A big auction day for Bo Bartlett fans
Not to be overlooked in the hullaballoo about Sunday's auction of art once owned by disgraced HealthSouth CEO Richard Scrushy is the fact that the sale represents a rare opportunity for fans of American realist artist Bo Bartlett to bid on 50 of his works.
Not to be overlooked in the hullaballoo about Sunday's auction of art once owned by disgraced HealthSouth CEO Richard Scrushy is the fact that the sale represents a rare opportunity for fans of American realist artist Bo Bartlett to bid on 50 of his works.
Bartlett, 55, who was educated at the Pennsylvania Academy of the Fine Arts and spent time in Philadelphia as a portrait artist, has many longtime admirers here who are eager for a chance to acquire his work, said Anne Henry of Freeman's Auction House, where both Bartlett and Scrushy are part of the big annual spring sale of modern and contemporary art.
The Bartletts were acquired from one person - unidentified - who has put his entire collection on the block. The work, done in classic PAFA-trained figurative style, in the tradition of Thomas Eakins and Andrew Wyeth, includes self-portraits, portraits of women, nudes, studies for larger works, gouaches or oils that, Bartlett noted in an e-mail, "were either done as studies for major paintings, or were done as quick narrative exercises painted from life." The works carry estimated values ranging from $1,000 to $15,000.
Bartlett, who lives with his wife in Maine, Georgia and on an island in the Puget Sound, wrote this about the sale: "Auctions are a complicated aspect of the Art World. Auctions can effect the artists market in an artificial way for better or for worse. ... There are some very strong pieces in this body of work, including some of my all time favorite drawings ...

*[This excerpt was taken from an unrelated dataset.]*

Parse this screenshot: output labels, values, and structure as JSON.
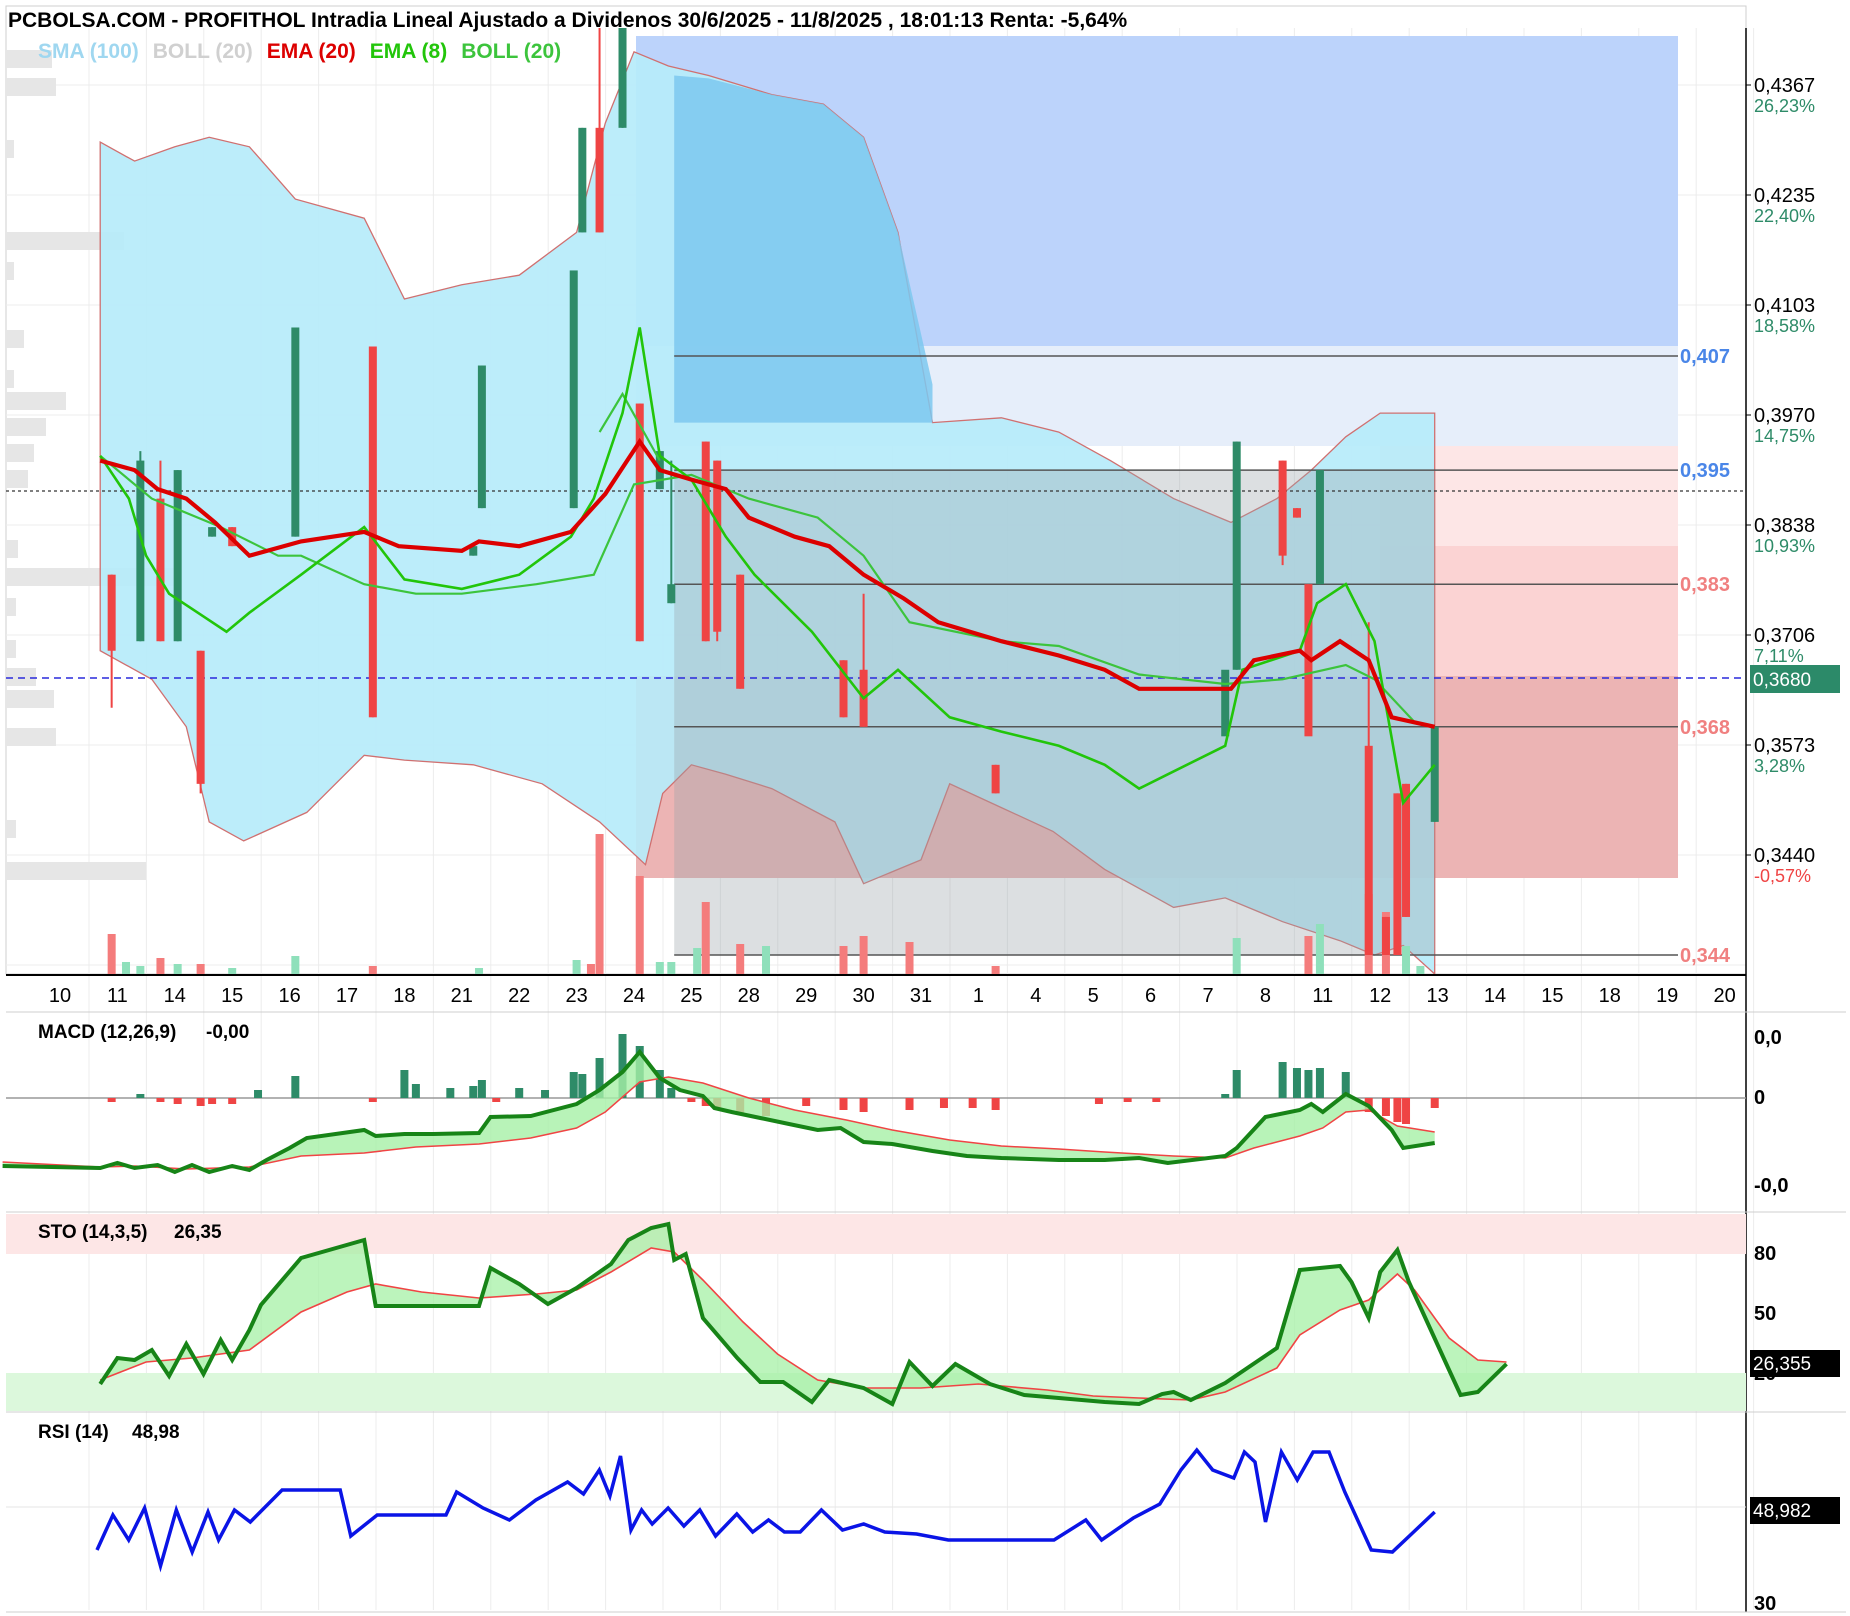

"Since 1981, (my first year out of the Academy) when I began showing with Marion Locks, the prices for my work have risen steadily. .... Since the downturn, most all artists prices have seen a dip in sales and paintings often sell for a percentage off or a pre-discribed discount; auctions often offer some of the biggest bargains .... An artist has little control of what happens at auctions. I love Philly and Philly has always been appreciative of my work.
"... Not long before his death, Andrew Wyeth said to me, 'I believe in objects.' Painters and their collectors believe in objects, they share a commonality, in their love for beauty and their placement of meaning in the aesthetic experience. I hope the auction goes well, for my work, for the collector auctioning the work, and for the many new collectors who'll be going home with a piece of my soul."